As one of the noted limitation of this study is that it is based on a single user’s data, it would be important to test the methodology presented on a larger number of users, acknowledging that the method of relying on motion sensors might not be able to track an individual’s activity in a multiple occupancy scenarios, unless additional sensing is used to track an individual occupant as well.
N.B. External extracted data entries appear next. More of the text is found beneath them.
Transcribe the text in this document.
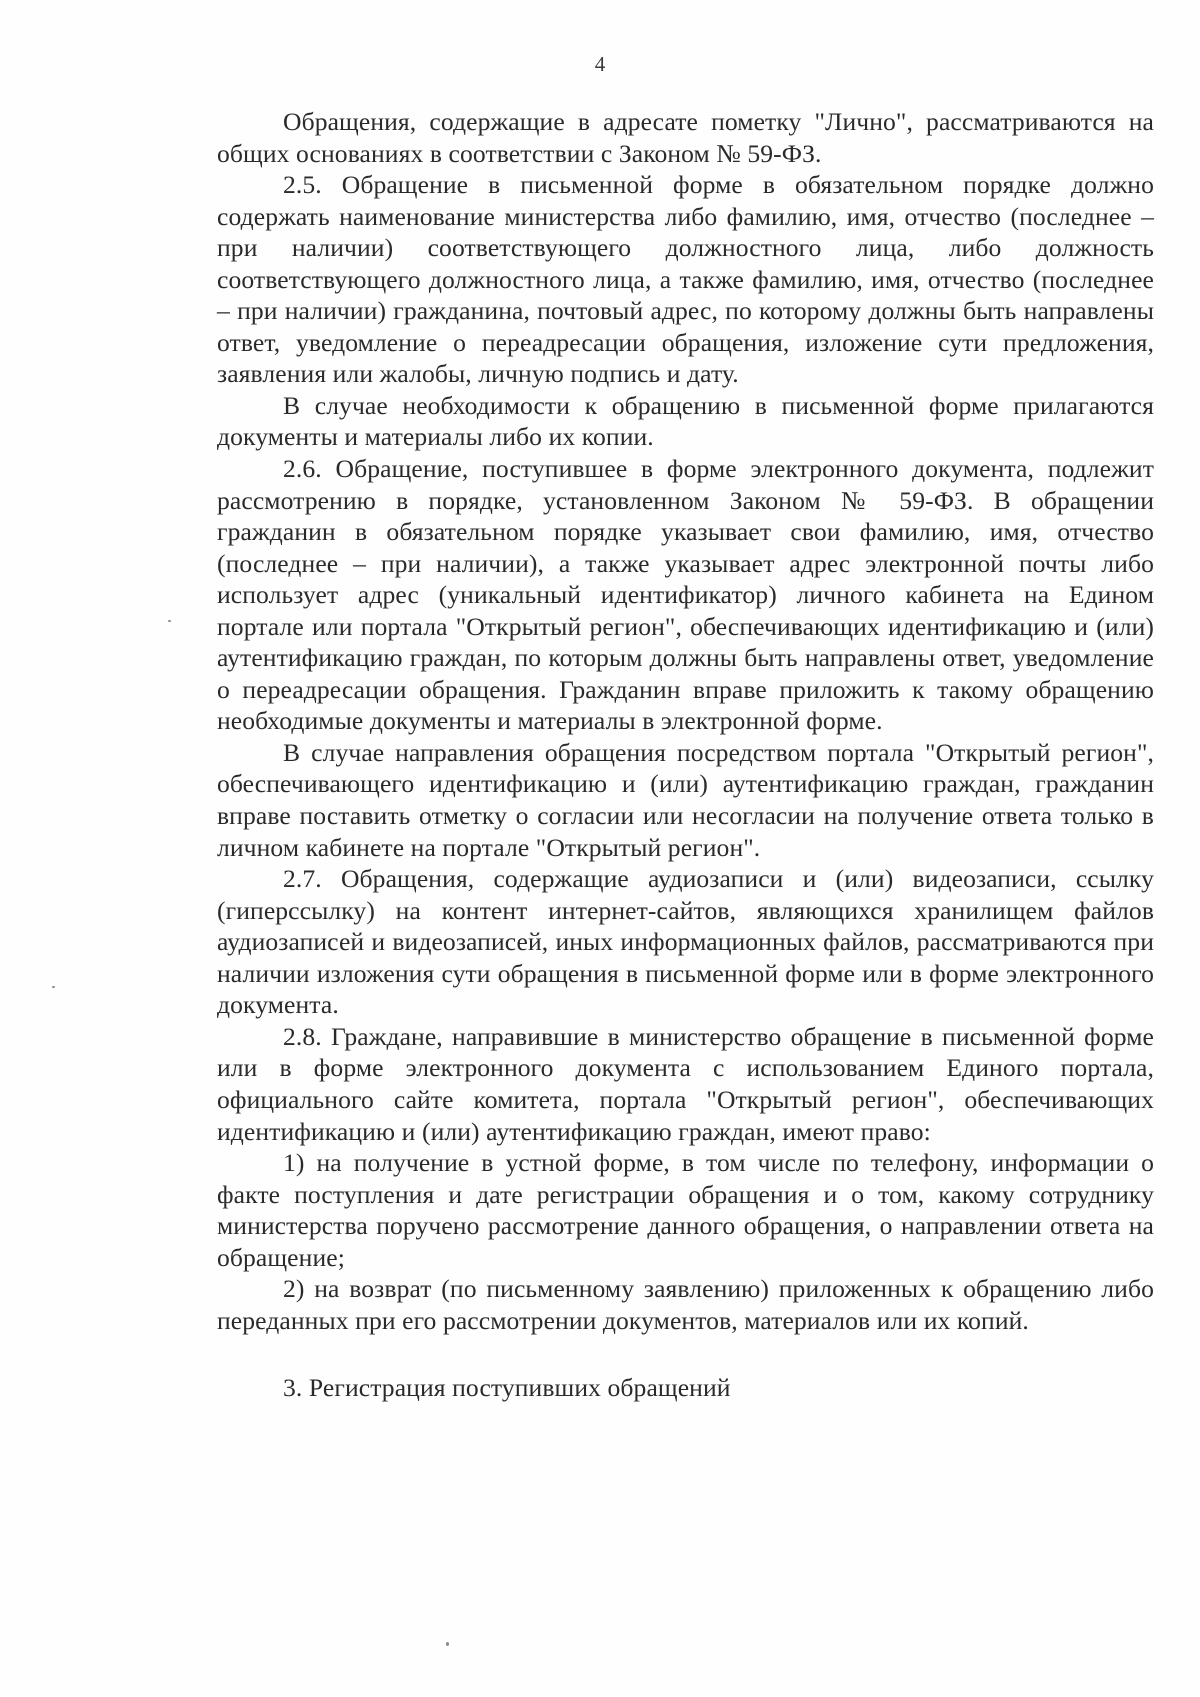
4

Обращения, содержащие в адресате пометку "Лично", рассматриваются на общих основаниях в соответствии с Законом № 59-ФЗ.

2.5. Обращение в письменной форме в обязательном порядке должно содержать наименование министерства либо фамилию, имя, отчество (последнее – при наличии) соответствующего должностного лица, либо должность соответствующего должностного лица, а также фамилию, имя, отчество (последнее – при наличии) гражданина, почтовый адрес, по которому должны быть направлены ответ, уведомление о переадресации обращения, изложение сути предложения, заявления или жалобы, личную подпись и дату.

В случае необходимости к обращению в письменной форме прилагаются документы и материалы либо их копии.

2.6. Обращение, поступившее в форме электронного документа, подлежит рассмотрению в порядке, установленном Законом № 59-ФЗ. В обращении гражданин в обязательном порядке указывает свои фамилию, имя, отчество (последнее – при наличии), а также указывает адрес электронной почты либо использует адрес (уникальный идентификатор) личного кабинета на Едином портале или портала "Открытый регион", обеспечивающих идентификацию и (или) аутентификацию граждан, по которым должны быть направлены ответ, уведомление о переадресации обращения. Гражданин вправе приложить к такому обращению необходимые документы и материалы в электронной форме.

В случае направления обращения посредством портала "Открытый регион", обеспечивающего идентификацию и (или) аутентификацию граждан, гражданин вправе поставить отметку о согласии или несогласии на получение ответа только в личном кабинете на портале "Открытый регион".

2.7. Обращения, содержащие аудиозаписи и (или) видеозаписи, ссылку (гиперссылку) на контент интернет-сайтов, являющихся хранилищем файлов аудиозаписей и видеозаписей, иных информационных файлов, рассматриваются при наличии изложения сути обращения в письменной форме или в форме электронного документа.

2.8. Граждане, направившие в министерство обращение в письменной форме или в форме электронного документа с использованием Единого портала, официального сайте комитета, портала "Открытый регион", обеспечивающих идентификацию и (или) аутентификацию граждан, имеют право:

1) на получение в устной форме, в том числе по телефону, информации о факте поступления и дате регистрации обращения и о том, какому сотруднику министерства поручено рассмотрение данного обращения, о направлении ответа на обращение;

2) на возврат (по письменному заявлению) приложенных к обращению либо переданных при его рассмотрении документов, материалов или их копий.

3. Регистрация поступивших обращений
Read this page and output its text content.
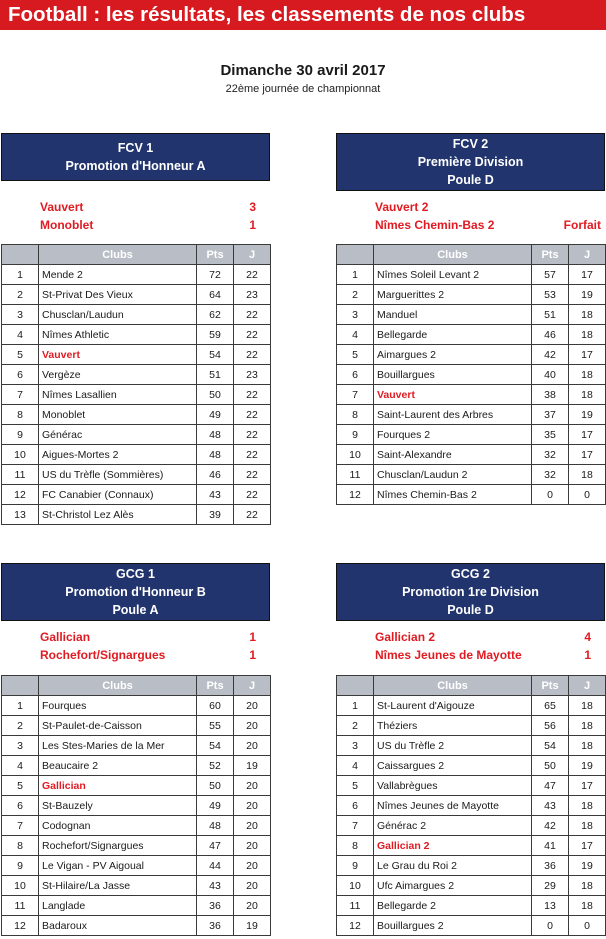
Football : les résultats, les classements de nos clubs
Dimanche 30 avril 2017
22ème journée de championnat
FCV 1
Promotion d'Honneur A
Vauvert	3
Monoblet	1
	Clubs	Pts	J
1	Mende 2	72	22
2	St-Privat Des Vieux	64	23
3	Chusclan/Laudun	62	22
4	Nîmes Athletic	59	22
5	Vauvert	54	22
6	Vergèze	51	23
7	Nîmes Lasallien	50	22
8	Monoblet	49	22
9	Générac	48	22
10	Aigues-Mortes 2	48	22
11	US du Trèfle (Sommières)	46	22
12	FC Canabier (Connaux)	43	22
13	St-Christol Lez Alès	39	22
FCV 2
Première Division
Poule D
Vauvert 2
Nîmes Chemin-Bas 2	Forfait
	Clubs	Pts	J
1	Nîmes Soleil Levant 2	57	17
2	Marguerittes 2	53	19
3	Manduel	51	18
4	Bellegarde	46	18
5	Aimargues 2	42	17
6	Bouillargues	40	18
7	Vauvert	38	18
8	Saint-Laurent des Arbres	37	19
9	Fourques 2	35	17
10	Saint-Alexandre	32	17
11	Chusclan/Laudun 2	32	18
12	Nîmes Chemin-Bas 2	0	0
GCG 1
Promotion d'Honneur B
Poule A
Gallician	1
Rochefort/Signargues	1
	Clubs	Pts	J
1	Fourques	60	20
2	St-Paulet-de-Caisson	55	20
3	Les Stes-Maries de la Mer	54	20
4	Beaucaire 2	52	19
5	Gallician	50	20
6	St-Bauzely	49	20
7	Codognan	48	20
8	Rochefort/Signargues	47	20
9	Le Vigan - PV Aigoual	44	20
10	St-Hilaire/La Jasse	43	20
11	Langlade	36	20
12	Badaroux	36	19
GCG 2
Promotion 1re Division
Poule D
Gallician 2	4
Nîmes Jeunes de Mayotte	1
	Clubs	Pts	J
1	St-Laurent d'Aigouze	65	18
2	Théziers	56	18
3	US du Trèfle 2	54	18
4	Caissargues 2	50	19
5	Vallabrègues	47	17
6	Nîmes Jeunes de Mayotte	43	18
7	Générac 2	42	18
8	Gallician 2	41	17
9	Le Grau du Roi 2	36	19
10	Ufc Aimargues 2	29	18
11	Bellegarde 2	13	18
12	Bouillargues 2	0	0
This paper presented a novel approach to generate actionable information and insights on changing user activity over time from unlabelled data in an unsupervised manner. Future work will involve developing a real-time implementation using the KDE temporal cluster extraction technique, as well as testing on other datasets, and trialling UMAP and radar graph visualisations based in the real-world with carers and their service users. The use of pattern recognition and blob analysis will also be investigated to automatically detect and flag changes in the UMAP plots over time in order to generate notifications to the user as well as their carers. The underlying aim of this work is to develop a system that can support the user, as well as their carers, by providing actionable information based on learning their activities and routines and tracking any changes to these, without the need for labelling large amounts of data or the use of intrusive devices such as microphones and cameras.